The Innovation Delusion
- Author: Lee Vinsel Andrew L. Russell
- Language: English
- Subject: How maintenance is underrated
- Publication date: September 8, 2020
- Pages: 272
- ISBN: 978-0-525-57568-9

= The Innovation Delusion =

2020 book about the importance of maintenance

The Innovation Delusion: How Our Obsession with the New Has Disrupted the Work that Matters Most is a book by historians of technology Lee Vinsel and Andrew L. Russell that was published in 2020. It argues that the pursuit of novel, unproven solutions and technologies at the expense of necessary and valuable work. The authors support the ability of technology to improve our lives, only opposing the 'innovation-speak' and the throwaway economy it promotes. It draws on the story of how society has devalued the work that underpins modern life and shifted focus away from the pursuit of growth at all costs and back toward neglected activities like maintenance, care, and upkeep.
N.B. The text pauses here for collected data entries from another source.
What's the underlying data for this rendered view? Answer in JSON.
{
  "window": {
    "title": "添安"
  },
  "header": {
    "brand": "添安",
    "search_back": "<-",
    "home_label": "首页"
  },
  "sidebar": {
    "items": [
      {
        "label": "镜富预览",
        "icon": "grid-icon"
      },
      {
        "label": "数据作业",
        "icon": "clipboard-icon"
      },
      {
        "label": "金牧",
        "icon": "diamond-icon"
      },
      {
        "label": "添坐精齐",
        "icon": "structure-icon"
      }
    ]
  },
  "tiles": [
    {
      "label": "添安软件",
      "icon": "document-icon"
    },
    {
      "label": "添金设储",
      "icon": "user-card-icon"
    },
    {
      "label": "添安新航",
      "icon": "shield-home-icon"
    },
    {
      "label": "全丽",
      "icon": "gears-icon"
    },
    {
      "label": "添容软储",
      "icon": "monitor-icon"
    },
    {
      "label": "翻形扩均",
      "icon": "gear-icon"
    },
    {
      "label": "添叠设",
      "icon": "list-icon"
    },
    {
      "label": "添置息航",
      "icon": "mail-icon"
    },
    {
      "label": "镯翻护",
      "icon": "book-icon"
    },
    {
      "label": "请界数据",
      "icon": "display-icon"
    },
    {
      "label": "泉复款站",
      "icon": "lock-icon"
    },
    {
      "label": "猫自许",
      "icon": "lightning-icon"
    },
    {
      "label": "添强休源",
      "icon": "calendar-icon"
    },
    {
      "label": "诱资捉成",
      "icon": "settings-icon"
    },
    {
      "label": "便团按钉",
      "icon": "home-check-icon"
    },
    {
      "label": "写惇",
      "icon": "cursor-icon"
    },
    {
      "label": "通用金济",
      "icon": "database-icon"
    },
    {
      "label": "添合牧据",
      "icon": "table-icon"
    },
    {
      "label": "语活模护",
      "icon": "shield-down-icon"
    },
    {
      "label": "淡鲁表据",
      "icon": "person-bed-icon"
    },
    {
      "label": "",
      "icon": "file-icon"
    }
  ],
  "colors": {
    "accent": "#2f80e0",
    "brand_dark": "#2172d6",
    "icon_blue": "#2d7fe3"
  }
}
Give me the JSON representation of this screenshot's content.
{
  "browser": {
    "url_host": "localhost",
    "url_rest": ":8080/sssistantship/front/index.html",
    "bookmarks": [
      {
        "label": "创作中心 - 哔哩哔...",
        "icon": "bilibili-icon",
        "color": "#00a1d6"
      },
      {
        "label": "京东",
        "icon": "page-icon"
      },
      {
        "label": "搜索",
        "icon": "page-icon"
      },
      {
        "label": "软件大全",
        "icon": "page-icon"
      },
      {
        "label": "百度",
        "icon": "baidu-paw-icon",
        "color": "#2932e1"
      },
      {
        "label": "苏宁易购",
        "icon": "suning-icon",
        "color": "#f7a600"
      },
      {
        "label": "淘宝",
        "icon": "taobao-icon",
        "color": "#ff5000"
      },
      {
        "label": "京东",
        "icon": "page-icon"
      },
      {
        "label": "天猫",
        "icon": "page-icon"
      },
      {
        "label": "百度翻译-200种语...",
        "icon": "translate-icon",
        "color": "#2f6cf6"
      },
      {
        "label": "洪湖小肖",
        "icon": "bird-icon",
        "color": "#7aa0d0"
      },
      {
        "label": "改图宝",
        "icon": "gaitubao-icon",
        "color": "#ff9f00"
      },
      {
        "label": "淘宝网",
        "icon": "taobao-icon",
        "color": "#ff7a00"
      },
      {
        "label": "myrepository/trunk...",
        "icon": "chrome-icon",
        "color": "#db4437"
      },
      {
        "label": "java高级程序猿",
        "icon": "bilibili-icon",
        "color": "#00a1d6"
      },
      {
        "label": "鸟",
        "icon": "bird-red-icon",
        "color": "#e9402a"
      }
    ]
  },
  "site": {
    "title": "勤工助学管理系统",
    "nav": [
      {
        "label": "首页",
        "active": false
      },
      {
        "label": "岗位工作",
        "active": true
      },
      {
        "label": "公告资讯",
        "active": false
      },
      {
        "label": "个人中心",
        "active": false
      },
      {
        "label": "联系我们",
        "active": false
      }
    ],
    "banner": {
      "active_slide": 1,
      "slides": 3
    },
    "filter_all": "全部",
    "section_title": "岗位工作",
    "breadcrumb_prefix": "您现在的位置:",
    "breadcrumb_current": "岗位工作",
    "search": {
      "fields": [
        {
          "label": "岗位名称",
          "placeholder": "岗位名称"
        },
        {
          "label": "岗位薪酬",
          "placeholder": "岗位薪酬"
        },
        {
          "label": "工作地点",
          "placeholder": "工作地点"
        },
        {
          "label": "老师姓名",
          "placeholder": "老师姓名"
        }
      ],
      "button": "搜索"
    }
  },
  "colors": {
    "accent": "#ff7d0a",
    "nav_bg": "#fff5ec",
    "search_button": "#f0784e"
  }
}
For community infrastructure like roads, the authors argue for a fix it first approach that prioritizes repairing existing assets over building new ones. The authors examine the differences between deferred maintenance and preventive maintenance. The authors praise Charles Marohn, the founder of Strong Towns, as well as the U.S. Defense Department for their focus on maintenance. Repair clinics and the right-to-repair movement also receive kind words. They also co-founded a group called The Maintainers.

== Critical reception ==
Sara Holder, critic for the Library Journal, noted that "Vinsel and Russell’s observations make a compelling counterpoint to the innovation mania that has dominated this decade."

Kirkus Reviews describes it as "A refreshing, cogently argued book that will hopefully make the rounds at Facebook, Google, Apple et al."

David A. Shaywitz in the Wall Street Journal agrees with the arguments in the book, adding only that front-line implementers of innovations should also share some of the spotlight with the maintainers that has been too focused on the innovators.

In Science, Dov Greenbaum and Mark Gerstein praise the book as a valuable contribution to looking past unhelpful buzzwords around innovation, while also noting that some of the heroes lauded like John Day Jr., could be described as innovators themselves.